L'integrazione prevedeva che ogni alunno in difficoltà progressivamente "migliorasse" per avvicinarsi al livello della così detta "normalità". L'inclusione,   termine spesso riduttivamente associato ad alunni che presentano problemi fisici o mentali, si riferisce all’educazione di tutti i bambini e ragazzi, con Bisogni Educativi Speciali e con apprendimento normale, come recita l'Index a cui occorre fare riferimento [MIUR, Dipartimento per l’Istruzione l’”Index per l’inclusione”, progetto “Quadis” (http://www.quadis.it/jm/)].

L'attenzione, in una percezione non innovativa ma certamente finora non recepita e che ci auguriamo finalmente realizzi equità di trattamento ad ogni alunno,  si sposta dalle difficoltà incontrate dal singolo alunno agli ostacoli all’apprendimento ed alla partecipazione, ostacoli che possono essere presenti in ogni aspetto della vita della scuola, così del contesto sociale e ambientale e su cui si concentrano le strategie educative con strumenti compensativi e misure dispensative. Equità nella lettura dei bisogni, l'ha definita Dario Ianes.

            Mi piace immaginare che per questa stessa strada finalmente anche l'alunno capace e dotato o addirittura iperdotato avrà opportunità adeguate ai suoi bisogni, personalizzate, in un contesto di didattica flessibile e di apprendimento cooperativo, nel rispetto degli stili di apprendimento, come delle intelligenze multiple (Gardner) e pure nella certezza che l'apprendimento non è direttamente proporzionale al quoziente di intelligenza, semplicemente perché non è un fatto esclusivamente intellettivo.

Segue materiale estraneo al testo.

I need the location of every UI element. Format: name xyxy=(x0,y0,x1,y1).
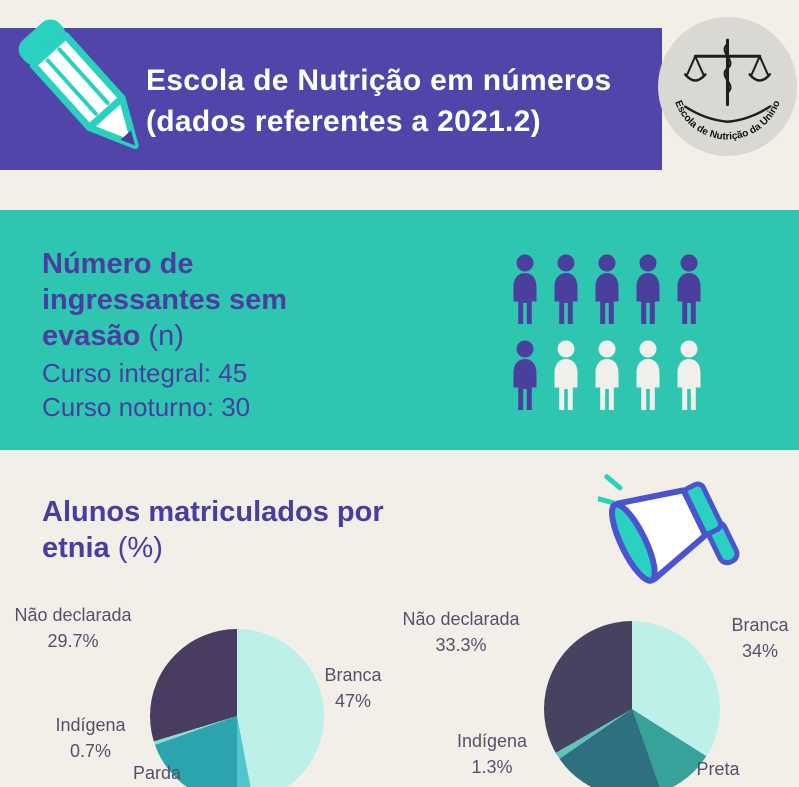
person-icon xyxy=(549,254,583,326)
page-title: Escola de Nutrição em números (dados ref… xyxy=(146,60,612,142)
person-icon xyxy=(672,254,706,326)
pie-chart-left xyxy=(150,629,324,787)
person-icon xyxy=(590,340,624,412)
pie-label-right-branca: Branca 34% xyxy=(731,615,789,661)
stat-curso-noturno: Curso noturno: 30 xyxy=(42,392,251,422)
enrollment-heading-line3: evasão (n) xyxy=(42,320,184,352)
pie-label-left-parda: Parda xyxy=(132,763,182,783)
enrollment-heading-line1: Número de xyxy=(42,248,194,280)
person-icon xyxy=(631,254,665,326)
enrollment-stats: Curso integral: 45 Curso noturno: 30 xyxy=(42,356,250,424)
pie-label-right-nao-declarada: Não declarada 33.3% xyxy=(402,609,520,655)
megaphone-icon xyxy=(592,430,783,605)
ethnicity-heading-line2: etnia (%) xyxy=(42,532,163,564)
pie-label-left-indigena: Indígena 0.7% xyxy=(55,715,126,761)
ethnicity-heading-line1: Alunos matriculados por xyxy=(42,496,384,528)
pie-label-right-preta: Preta xyxy=(696,759,740,779)
person-icon xyxy=(549,340,583,412)
ethnicity-heading: Alunos matriculados por etnia (%) xyxy=(42,494,384,566)
enrollment-heading: Número de ingressantes sem evasão (n) xyxy=(42,246,287,354)
pie-label-left-branca: Branca 47% xyxy=(324,665,382,711)
pie-chart-right xyxy=(544,621,720,787)
person-icon xyxy=(631,340,665,412)
logo: Escola de Nutrição da Unirio xyxy=(657,16,798,157)
pencil-icon xyxy=(2,0,172,197)
enrollment-heading-line2: ingressantes sem xyxy=(42,284,288,316)
page-title-line1: Escola de Nutrição em números xyxy=(146,64,612,97)
person-icon xyxy=(672,340,706,412)
stat-curso-integral: Curso integral: 45 xyxy=(42,358,248,388)
person-icon xyxy=(590,254,624,326)
page-title-line2: (dados referentes a 2021.2) xyxy=(146,105,541,138)
pie-label-left-nao-declarada: Não declarada 29.7% xyxy=(14,605,132,651)
person-pictogram-grid xyxy=(508,254,706,412)
person-icon xyxy=(508,254,542,326)
enrollment-section xyxy=(0,210,799,450)
pie-label-right-indigena: Indígena 1.3% xyxy=(456,731,528,777)
person-icon xyxy=(508,340,542,412)
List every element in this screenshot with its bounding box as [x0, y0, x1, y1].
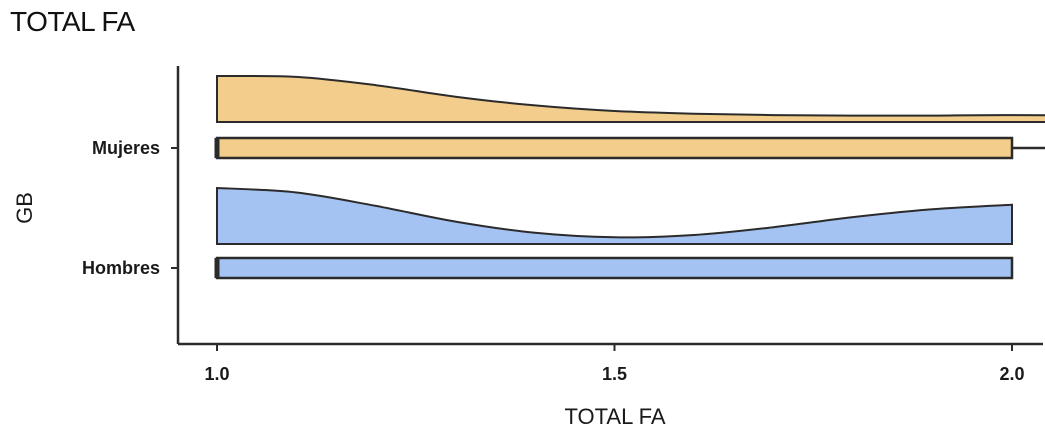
series-mujeres — [214, 74, 1045, 160]
series-hombres — [214, 186, 1014, 280]
density-mujeres — [216, 74, 1045, 123]
y-tick-label-0: Mujeres — [92, 138, 160, 158]
x-tick-label-2: 2.0 — [999, 364, 1024, 384]
chart-title: TOTAL FA — [10, 6, 135, 37]
x-axis-label: TOTAL FA — [564, 404, 665, 429]
chart-marks — [214, 74, 1045, 280]
x-tick-label-1: 1.5 — [602, 364, 627, 384]
density-hombres — [216, 186, 1013, 245]
box-mujeres — [215, 136, 1014, 160]
y-axis-label: GB — [12, 192, 37, 224]
box-hombres — [215, 256, 1014, 280]
y-tick-label-1: Hombres — [82, 258, 160, 278]
x-tick-label-0: 1.0 — [204, 364, 229, 384]
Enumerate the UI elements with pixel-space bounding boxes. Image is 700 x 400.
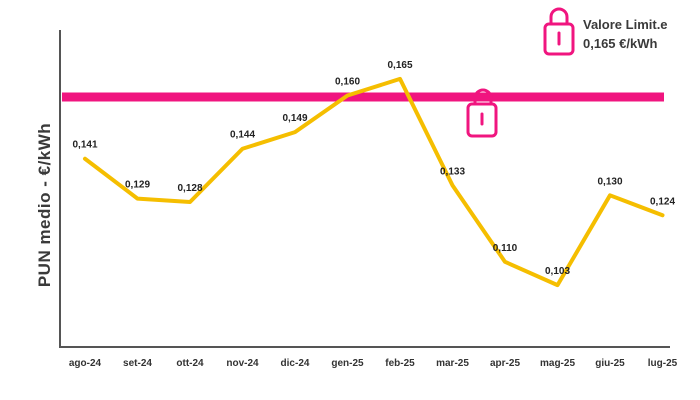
x-tick-label: set-24	[123, 358, 152, 369]
data-label: 0,129	[125, 180, 150, 191]
x-tick-label: ott-24	[176, 358, 204, 369]
x-tick-label: gen-25	[331, 358, 364, 369]
data-label: 0,160	[335, 77, 360, 88]
data-label: 0,128	[177, 183, 202, 194]
x-tick-label: nov-24	[226, 358, 259, 369]
reference-label-title: Valore Limit.e	[583, 17, 668, 32]
x-tick-label: dic-24	[281, 358, 310, 369]
x-tick-label: ago-24	[69, 358, 102, 369]
data-label: 0,124	[650, 196, 675, 207]
data-label: 0,103	[545, 266, 570, 277]
series-line	[83, 76, 665, 288]
x-tick-label: mar-25	[436, 358, 469, 369]
x-tick-label: giu-25	[595, 358, 625, 369]
x-tick-label: apr-25	[490, 358, 520, 369]
data-label: 0,110	[493, 243, 518, 254]
data-label: 0,130	[597, 176, 622, 187]
lock-icon	[543, 7, 575, 56]
y-axis-label: PUN medio - €/kWh	[35, 123, 54, 287]
lock-icon	[466, 88, 498, 138]
data-label: 0,141	[72, 140, 97, 151]
data-label: 0,133	[440, 166, 465, 177]
data-label: 0,149	[282, 113, 307, 124]
x-tick-label: feb-25	[385, 358, 415, 369]
x-tick-label: lug-25	[648, 358, 678, 369]
data-label: 0,144	[230, 130, 255, 141]
x-tick-label: mag-25	[540, 358, 575, 369]
reference-label-value: 0,165 €/kWh	[583, 36, 657, 51]
data-label: 0,165	[387, 60, 412, 71]
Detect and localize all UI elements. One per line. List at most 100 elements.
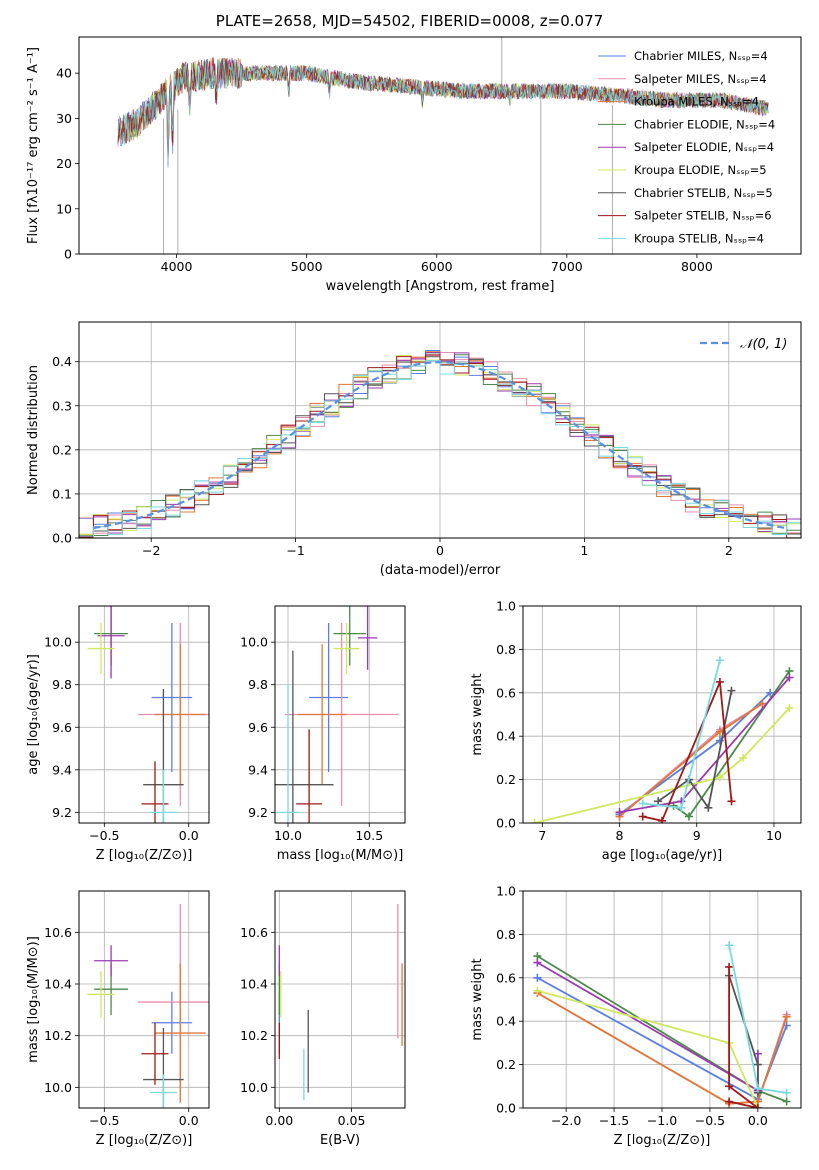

            In questo ambito, rivestono una peculiare importanza la rilevazione, il monitoraggio e l'autovalutazione del grado di inclusività della scuola, finalizzate ad orientare la consapevolezza dell’intera comunità educante sulla centralità e la trasversalità dei processi inclusivi in relazione alla qualità dei risultati educativi.

            Se la recente normativa è questa e pone la dovuta attenzione ai bisogni di ciascuno, come mai non abbiamo avuto un coro unanime di approvazione dai docenti? Come mai, anziché un "Finalmente!" continuiamo a sentire  pareri contrari, avvertiamo atteggiamenti ostili e soprattutto generale scoraggiamento nei confronti di una "invadente burocrazia che ci costringe a lavorare su scartoffie, ecc..."?

            In recenti incontri di formazione che ho organizzato con i docenti, ho compreso che il punto dolens (non il solo, ma certamente il più preoccupante) è che nella macrocategoria dell'area dei BES, sono comprese tre sotto-categorie: quella della disabilità, quella dei disturbi evolutivi specifici e quella dello svantaggio socio-economico, linguistico, culturale. È questa terza sotto-categoria che li blocca, in quanto non si sentono all'altezza di esprimere un parere di Bisogno speciale che abbia una validità ufficiale; insomma desidererebbero una certificazione esterna per sollevarsi dalla responsabilità che avvertono troppo pesante.

Volendo giocare con gli acronimi ai Bes dovranno necessariamente corrispondere anche gli IES, Insegnamenti Educativi Speciali...

            Facile? credo proprio di no e ripeto: no, grazie! e mi adopero per costruire insieme a questi docenti un comune terreno di reciproca fiducia.